Dopo 12 ore di trattativa alla Carbonifera giovedì, non c'è stata alcuna fumata bianca. Se non si troverà un accordo l'11 luglio si esprimeranno i giudici sul contratto siglato con la Cisl

Nessuna fumata bianca dopo 12 ore di trattativa: tornano a farsi agitate le acque in fatto di contratto decentrato dei lavoratori comunali.
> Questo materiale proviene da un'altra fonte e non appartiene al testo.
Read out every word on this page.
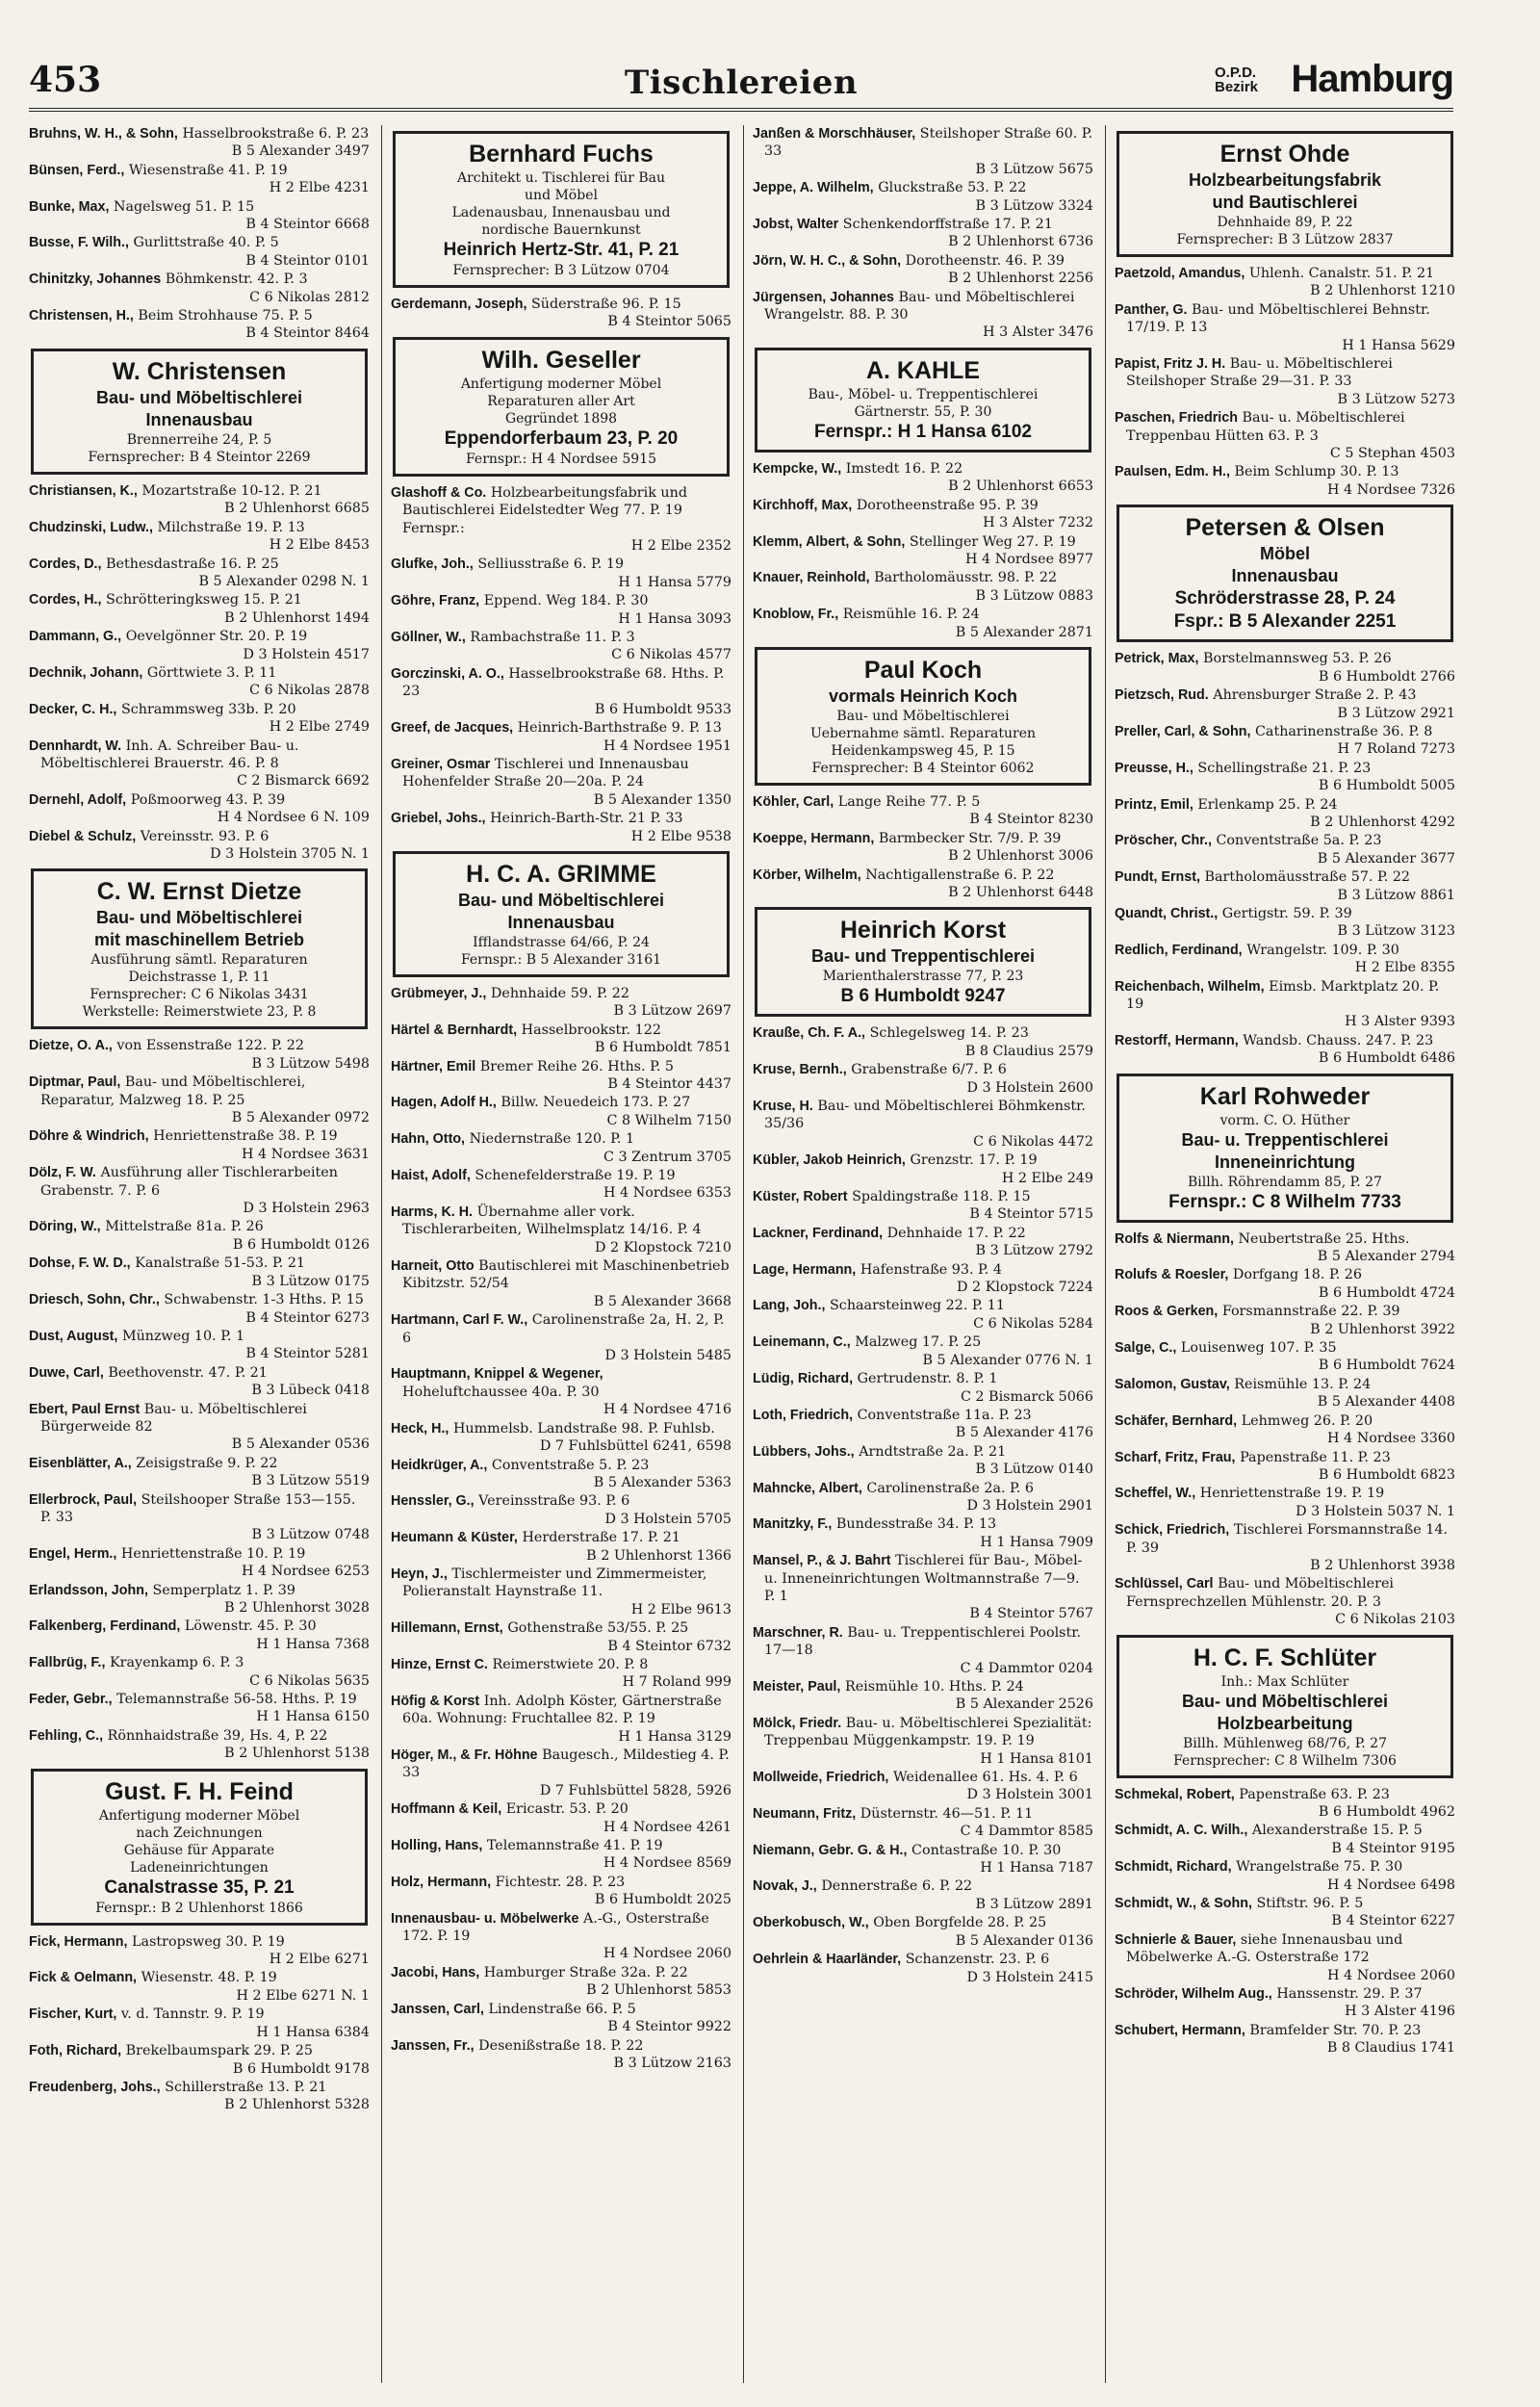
453	Tischlereien	O.P.D.
Bezirk Hamburg
Bruhns, W. H., & Sohn, Hasselbrookstraße 6. P. 23
B 5 Alexander 3497
Bünsen, Ferd., Wiesenstraße 41. P. 19
H 2 Elbe 4231
Bunke, Max, Nagelsweg 51. P. 15
B 4 Steintor 6668
Busse, F. Wilh., Gurlittstraße 40. P. 5
B 4 Steintor 0101
Chinitzky, Johannes Böhmkenstr. 42. P. 3
C 6 Nikolas 2812
Christensen, H., Beim Strohhause 75. P. 5
B 4 Steintor 8464
W. Christensen
Bau- und Möbeltischlerei
Innenausbau
Brennerreihe 24, P. 5
Fernsprecher: B 4 Steintor 2269
Christiansen, K., Mozartstraße 10-12. P. 21
B 2 Uhlenhorst 6685
Chudzinski, Ludw., Milchstraße 19. P. 13
H 2 Elbe 8453
Cordes, D., Bethesdastraße 16. P. 25
B 5 Alexander 0298 N. 1
Cordes, H., Schrötteringksweg 15. P. 21
B 2 Uhlenhorst 1494
Dammann, G., Oevelgönner Str. 20. P. 19
D 3 Holstein 4517
Dechnik, Johann, Görttwiete 3. P. 11
C 6 Nikolas 2878
Decker, C. H., Schrammsweg 33b. P. 20
H 2 Elbe 2749
Dennhardt, W. Inh. A. Schreiber Bau- u. Möbeltischlerei Brauerstr. 46. P. 8
C 2 Bismarck 6692
Dernehl, Adolf, Poßmoorweg 43. P. 39
H 4 Nordsee 6 N. 109
Diebel & Schulz, Vereinsstr. 93. P. 6
D 3 Holstein 3705 N. 1
C. W. Ernst Dietze
Bau- und Möbeltischlerei
mit maschinellem Betrieb
Ausführung sämtl. Reparaturen
Deichstrasse 1, P. 11
Fernsprecher: C 6 Nikolas 3431
Werkstelle: Reimerstwiete 23, P. 8
Dietze, O. A., von Essenstraße 122. P. 22
B 3 Lützow 5498
Diptmar, Paul, Bau- und Möbeltischlerei, Reparatur, Malzweg 18. P. 25
B 5 Alexander 0972
Döhre & Windrich, Henriettenstraße 38. P. 19
H 4 Nordsee 3631
Dölz, F. W. Ausführung aller Tischlerarbeiten Grabenstr. 7. P. 6
D 3 Holstein 2963
Döring, W., Mittelstraße 81a. P. 26
B 6 Humboldt 0126
Dohse, F. W. D., Kanalstraße 51-53. P. 21
B 3 Lützow 0175
Driesch, Sohn, Chr., Schwabenstr. 1-3 Hths. P. 15
B 4 Steintor 6273
Dust, August, Münzweg 10. P. 1
B 4 Steintor 5281
Duwe, Carl, Beethovenstr. 47. P. 21
B 3 Lübeck 0418
Ebert, Paul Ernst Bau- u. Möbeltischlerei Bürgerweide 82
B 5 Alexander 0536
Eisenblätter, A., Zeisigstraße 9. P. 22
B 3 Lützow 5519
Ellerbrock, Paul, Steilshooper Straße 153—155. P. 33
B 3 Lützow 0748
Engel, Herm., Henriettenstraße 10. P. 19
H 4 Nordsee 6253
Erlandsson, John, Semperplatz 1. P. 39
B 2 Uhlenhorst 3028
Falkenberg, Ferdinand, Löwenstr. 45. P. 30
H 1 Hansa 7368
Fallbrüg, F., Krayenkamp 6. P. 3
C 6 Nikolas 5635
Feder, Gebr., Telemannstraße 56-58. Hths. P. 19
H 1 Hansa 6150
Fehling, C., Rönnhaidstraße 39, Hs. 4, P. 22
B 2 Uhlenhorst 5138
Gust. F. H. Feind
Anfertigung moderner Möbel
nach Zeichnungen
Gehäuse für Apparate
Ladeneinrichtungen
Canalstrasse 35, P. 21
Fernspr.: B 2 Uhlenhorst 1866
Fick, Hermann, Lastropsweg 30. P. 19
H 2 Elbe 6271
Fick & Oelmann, Wiesenstr. 48. P. 19
H 2 Elbe 6271 N. 1
Fischer, Kurt, v. d. Tannstr. 9. P. 19
H 1 Hansa 6384
Foth, Richard, Brekelbaumspark 29. P. 25
B 6 Humboldt 9178
Freudenberg, Johs., Schillerstraße 13. P. 21
B 2 Uhlenhorst 5328
Bernhard Fuchs
Architekt u. Tischlerei für Bau
und Möbel
Ladenausbau, Innenausbau und
nordische Bauernkunst
Heinrich Hertz-Str. 41, P. 21
Fernsprecher: B 3 Lützow 0704
Gerdemann, Joseph, Süderstraße 96. P. 15
B 4 Steintor 5065
Wilh. Geseller
Anfertigung moderner Möbel
Reparaturen aller Art
Gegründet 1898
Eppendorferbaum 23, P. 20
Fernspr.: H 4 Nordsee 5915
Glashoff & Co. Holzbearbeitungsfabrik und Bautischlerei Eidelstedter Weg 77. P. 19 Fernspr.:
H 2 Elbe 2352
Glufke, Joh., Selliusstraße 6. P. 19
H 1 Hansa 5779
Göhre, Franz, Eppend. Weg 184. P. 30
H 1 Hansa 3093
Göllner, W., Rambachstraße 11. P. 3
C 6 Nikolas 4577
Gorczinski, A. O., Hasselbrookstraße 68. Hths. P. 23
B 6 Humboldt 9533
Greef, de Jacques, Heinrich-Barthstraße 9. P. 13
H 4 Nordsee 1951
Greiner, Osmar Tischlerei und Innenausbau Hohenfelder Straße 20—20a. P. 24
B 5 Alexander 1350
Griebel, Johs., Heinrich-Barth-Str. 21 P. 33
H 2 Elbe 9538
H. C. A. GRIMME
Bau- und Möbeltischlerei
Innenausbau
Ifflandstrasse 64/66, P. 24
Fernspr.: B 5 Alexander 3161
Grübmeyer, J., Dehnhaide 59. P. 22
B 3 Lützow 2697
Härtel & Bernhardt, Hasselbrookstr. 122
B 6 Humboldt 7851
Härtner, Emil Bremer Reihe 26. Hths. P. 5
B 4 Steintor 4437
Hagen, Adolf H., Billw. Neuedeich 173. P. 27
C 8 Wilhelm 7150
Hahn, Otto, Niedernstraße 120. P. 1
C 3 Zentrum 3705
Haist, Adolf, Schenefelderstraße 19. P. 19
H 4 Nordsee 6353
Harms, K. H. Übernahme aller vork. Tischlerarbeiten, Wilhelmsplatz 14/16. P. 4
D 2 Klopstock 7210
Harneit, Otto Bautischlerei mit Maschinenbetrieb Kibitzstr. 52/54
B 5 Alexander 3668
Hartmann, Carl F. W., Carolinenstraße 2a, H. 2, P. 6
D 3 Holstein 5485
Hauptmann, Knippel & Wegener, Hoheluftchaussee 40a. P. 30
H 4 Nordsee 4716
Heck, H., Hummelsb. Landstraße 98. P. Fuhlsb.
D 7 Fuhlsbüttel 6241, 6598
Heidkrüger, A., Conventstraße 5. P. 23
B 5 Alexander 5363
Henssler, G., Vereinsstraße 93. P. 6
D 3 Holstein 5705
Heumann & Küster, Herderstraße 17. P. 21
B 2 Uhlenhorst 1366
Heyn, J., Tischlermeister und Zimmermeister, Polieranstalt Haynstraße 11.
H 2 Elbe 9613
Hillemann, Ernst, Gothenstraße 53/55. P. 25
B 4 Steintor 6732
Hinze, Ernst C. Reimerstwiete 20. P. 8
H 7 Roland 999
Höfig & Korst Inh. Adolph Köster, Gärtnerstraße 60a. Wohnung: Fruchtallee 82. P. 19
H 1 Hansa 3129
Höger, M., & Fr. Höhne Baugesch., Mildestieg 4. P. 33
D 7 Fuhlsbüttel 5828, 5926
Hoffmann & Keil, Ericastr. 53. P. 20
H 4 Nordsee 4261
Holling, Hans, Telemannstraße 41. P. 19
H 4 Nordsee 8569
Holz, Hermann, Fichtestr. 28. P. 23
B 6 Humboldt 2025
Innenausbau- u. Möbelwerke A.-G., Osterstraße 172. P. 19
H 4 Nordsee 2060
Jacobi, Hans, Hamburger Straße 32a. P. 22
B 2 Uhlenhorst 5853
Janssen, Carl, Lindenstraße 66. P. 5
B 4 Steintor 9922
Janssen, Fr., Desenißstraße 18. P. 22
B 3 Lützow 2163
Janßen & Morschhäuser, Steilshoper Straße 60. P. 33
B 3 Lützow 5675
Jeppe, A. Wilhelm, Gluckstraße 53. P. 22
B 3 Lützow 3324
Jobst, Walter Schenkendorffstraße 17. P. 21
B 2 Uhlenhorst 6736
Jörn, W. H. C., & Sohn, Dorotheenstr. 46. P. 39
B 2 Uhlenhorst 2256
Jürgensen, Johannes Bau- und Möbeltischlerei Wrangelstr. 88. P. 30
H 3 Alster 3476
A. KAHLE
Bau-, Möbel- u. Treppentischlerei
Gärtnerstr. 55, P. 30
Fernspr.: H 1 Hansa 6102
Kempcke, W., Imstedt 16. P. 22
B 2 Uhlenhorst 6653
Kirchhoff, Max, Dorotheenstraße 95. P. 39
H 3 Alster 7232
Klemm, Albert, & Sohn, Stellinger Weg 27. P. 19
H 4 Nordsee 8977
Knauer, Reinhold, Bartholomäusstr. 98. P. 22
B 3 Lützow 0883
Knoblow, Fr., Reismühle 16. P. 24
B 5 Alexander 2871
Paul Koch
vormals Heinrich Koch
Bau- und Möbeltischlerei
Uebernahme sämtl. Reparaturen
Heidenkampsweg 45, P. 15
Fernsprecher: B 4 Steintor 6062
Köhler, Carl, Lange Reihe 77. P. 5
B 4 Steintor 8230
Koeppe, Hermann, Barmbecker Str. 7/9. P. 39
B 2 Uhlenhorst 3006
Körber, Wilhelm, Nachtigallenstraße 6. P. 22
B 2 Uhlenhorst 6448
Heinrich Korst
Bau- und Treppentischlerei
Marienthalerstrasse 77, P. 23
B 6 Humboldt 9247
Krauße, Ch. F. A., Schlegelsweg 14. P. 23
B 8 Claudius 2579
Kruse, Bernh., Grabenstraße 6/7. P. 6
D 3 Holstein 2600
Kruse, H. Bau- und Möbeltischlerei Böhmkenstr. 35/36
C 6 Nikolas 4472
Kübler, Jakob Heinrich, Grenzstr. 17. P. 19
H 2 Elbe 249
Küster, Robert Spaldingstraße 118. P. 15
B 4 Steintor 5715
Lackner, Ferdinand, Dehnhaide 17. P. 22
B 3 Lützow 2792
Lage, Hermann, Hafenstraße 93. P. 4
D 2 Klopstock 7224
Lang, Joh., Schaarsteinweg 22. P. 11
C 6 Nikolas 5284
Leinemann, C., Malzweg 17. P. 25
B 5 Alexander 0776 N. 1
Lüdig, Richard, Gertrudenstr. 8. P. 1
C 2 Bismarck 5066
Loth, Friedrich, Conventstraße 11a. P. 23
B 5 Alexander 4176
Lübbers, Johs., Arndtstraße 2a. P. 21
B 3 Lützow 0140
Mahncke, Albert, Carolinenstraße 2a. P. 6
D 3 Holstein 2901
Manitzky, F., Bundesstraße 34. P. 13
H 1 Hansa 7909
Mansel, P., & J. Bahrt Tischlerei für Bau-, Möbel- u. Inneneinrichtungen Woltmannstraße 7—9. P. 1
B 4 Steintor 5767
Marschner, R. Bau- u. Treppentischlerei Poolstr. 17—18
C 4 Dammtor 0204
Meister, Paul, Reismühle 10. Hths. P. 24
B 5 Alexander 2526
Mölck, Friedr. Bau- u. Möbeltischlerei Spezialität: Treppenbau Müggenkampstr. 19. P. 19
H 1 Hansa 8101
Mollweide, Friedrich, Weidenallee 61. Hs. 4. P. 6
D 3 Holstein 3001
Neumann, Fritz, Düsternstr. 46—51. P. 11
C 4 Dammtor 8585
Niemann, Gebr. G. & H., Contastraße 10. P. 30
H 1 Hansa 7187
Novak, J., Dennerstraße 6. P. 22
B 3 Lützow 2891
Oberkobusch, W., Oben Borgfelde 28. P. 25
B 5 Alexander 0136
Oehrlein & Haarländer, Schanzenstr. 23. P. 6
D 3 Holstein 2415
Ernst Ohde
Holzbearbeitungsfabrik
und Bautischlerei
Dehnhaide 89, P. 22
Fernsprecher: B 3 Lützow 2837
Paetzold, Amandus, Uhlenh. Canalstr. 51. P. 21
B 2 Uhlenhorst 1210
Panther, G. Bau- und Möbeltischlerei Behnstr. 17/19. P. 13
H 1 Hansa 5629
Papist, Fritz J. H. Bau- u. Möbeltischlerei Steilshoper Straße 29—31. P. 33
B 3 Lützow 5273
Paschen, Friedrich Bau- u. Möbeltischlerei Treppenbau Hütten 63. P. 3
C 5 Stephan 4503
Paulsen, Edm. H., Beim Schlump 30. P. 13
H 4 Nordsee 7326
Petersen & Olsen
Möbel
Innenausbau
Schröderstrasse 28, P. 24
Fspr.: B 5 Alexander 2251
Petrick, Max, Borstelmannsweg 53. P. 26
B 6 Humboldt 2766
Pietzsch, Rud. Ahrensburger Straße 2. P. 43
B 3 Lützow 2921
Preller, Carl, & Sohn, Catharinenstraße 36. P. 8
H 7 Roland 7273
Preusse, H., Schellingstraße 21. P. 23
B 6 Humboldt 5005
Printz, Emil, Erlenkamp 25. P. 24
B 2 Uhlenhorst 4292
Pröscher, Chr., Conventstraße 5a. P. 23
B 5 Alexander 3677
Pundt, Ernst, Bartholomäusstraße 57. P. 22
B 3 Lützow 8861
Quandt, Christ., Gertigstr. 59. P. 39
B 3 Lützow 3123
Redlich, Ferdinand, Wrangelstr. 109. P. 30
H 2 Elbe 8355
Reichenbach, Wilhelm, Eimsb. Marktplatz 20. P. 19
H 3 Alster 9393
Restorff, Hermann, Wandsb. Chauss. 247. P. 23
B 6 Humboldt 6486
Karl Rohweder
vorm. C. O. Hüther
Bau- u. Treppentischlerei
Inneneinrichtung
Billh. Röhrendamm 85, P. 27
Fernspr.: C 8 Wilhelm 7733
Rolfs & Niermann, Neubertstraße 25. Hths.
B 5 Alexander 2794
Rolufs & Roesler, Dorfgang 18. P. 26
B 6 Humboldt 4724
Roos & Gerken, Forsmannstraße 22. P. 39
B 2 Uhlenhorst 3922
Salge, C., Louisenweg 107. P. 35
B 6 Humboldt 7624
Salomon, Gustav, Reismühle 13. P. 24
B 5 Alexander 4408
Schäfer, Bernhard, Lehmweg 26. P. 20
H 4 Nordsee 3360
Scharf, Fritz, Frau, Papenstraße 11. P. 23
B 6 Humboldt 6823
Scheffel, W., Henriettenstraße 19. P. 19
D 3 Holstein 5037 N. 1
Schick, Friedrich, Tischlerei Forsmannstraße 14. P. 39
B 2 Uhlenhorst 3938
Schlüssel, Carl Bau- und Möbeltischlerei Fernsprechzellen Mühlenstr. 20. P. 3
C 6 Nikolas 2103
H. C. F. Schlüter
Inh.: Max Schlüter
Bau- und Möbeltischlerei
Holzbearbeitung
Billh. Mühlenweg 68/76, P. 27
Fernsprecher: C 8 Wilhelm 7306
Schmekal, Robert, Papenstraße 63. P. 23
B 6 Humboldt 4962
Schmidt, A. C. Wilh., Alexanderstraße 15. P. 5
B 4 Steintor 9195
Schmidt, Richard, Wrangelstraße 75. P. 30
H 4 Nordsee 6498
Schmidt, W., & Sohn, Stiftstr. 96. P. 5
B 4 Steintor 6227
Schnierle & Bauer, siehe Innenausbau und Möbelwerke A.-G. Osterstraße 172
H 4 Nordsee 2060
Schröder, Wilhelm Aug., Hanssenstr. 29. P. 37
H 3 Alster 4196
Schubert, Hermann, Bramfelder Str. 70. P. 23
B 8 Claudius 1741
A meno di colpi di scena improbabili, la parola definitiva l'avranno i giudici amministrativi, che si esprimeranno sulla validità o meno del contratto siglato tra il Comune di Venezia e la sola Cisl, avverso il quale le altre sigle sindacali hanno presentato ricorso.

Fronti distanti

"Come Cgil, Csa Ral, Diccap e Uil - dichiarano Daniele Giordano (Cgil), Sergio Berti (Csa), Luca Lombardo (Diccap) e Mario Ragno (Uil) - non possiamo che denunciare come la rottura delle trattative sia di totale responsabilità dell’amministrazione, che non vuole riconoscere il punto di vista dei lavoratori e la piattaforma sindacale". Dall'altra parte, invece, Ca' Farsetti risponde con un calendario di possibili incontri la prossima settimana per trovare un'intesa: "Nessuna rottura, l'amministrazione comunale resta seduta al tavolo - dichiara l'assessore Paolo Romor - Forse dopo 12 ore di discussione la stanchezza ha predominato. Nonostante alle 2 di notte la parte sindacale si sia alzata dal tavolo, abbiamo confermato il metodo serrato per proseguire il confronto per il triennio 2018-2020. Non comprendiamo il comunicato fatto e comunque non raccogliamo le provocazioni, forse qualcuno vuole ritirarsi e rompere la trattativa. Se ne assumerebbe tutta la responsabilità". Secondo il Comune sarebbe stata inviata la convocazione per le parti trattanti per martedì 3, giovedì 5 e lunedì 9 luglio.

I nodi da sciogliere

Tra i nodi del contendere le modalità di distribuzione delle risorse del fondo per il contratto decentrato, che Ca' Farsetti vorrebbe collegare a giudizi meritocratici, mentre i sindacati intenderebbero allargare al massimo la platea dei dipendenti coinvolti. Dopo ripetute rotture e poi un inizio di dialogo tra le parti dopo un faccia a faccia in Prefettura, dunque, si è tornati al punto di partenza. Con i sindacati (esclusa la Cisl) che lasciano aperta la porta a ogni forma di pressione sul Comune per indurlo a tornare sui suoi passi: "Adesso si riprende il confronto con i lavoratori senza escludere nulla, perché non ci arrendiamo", ha concluso Daniele Giordano in un post su Facebook.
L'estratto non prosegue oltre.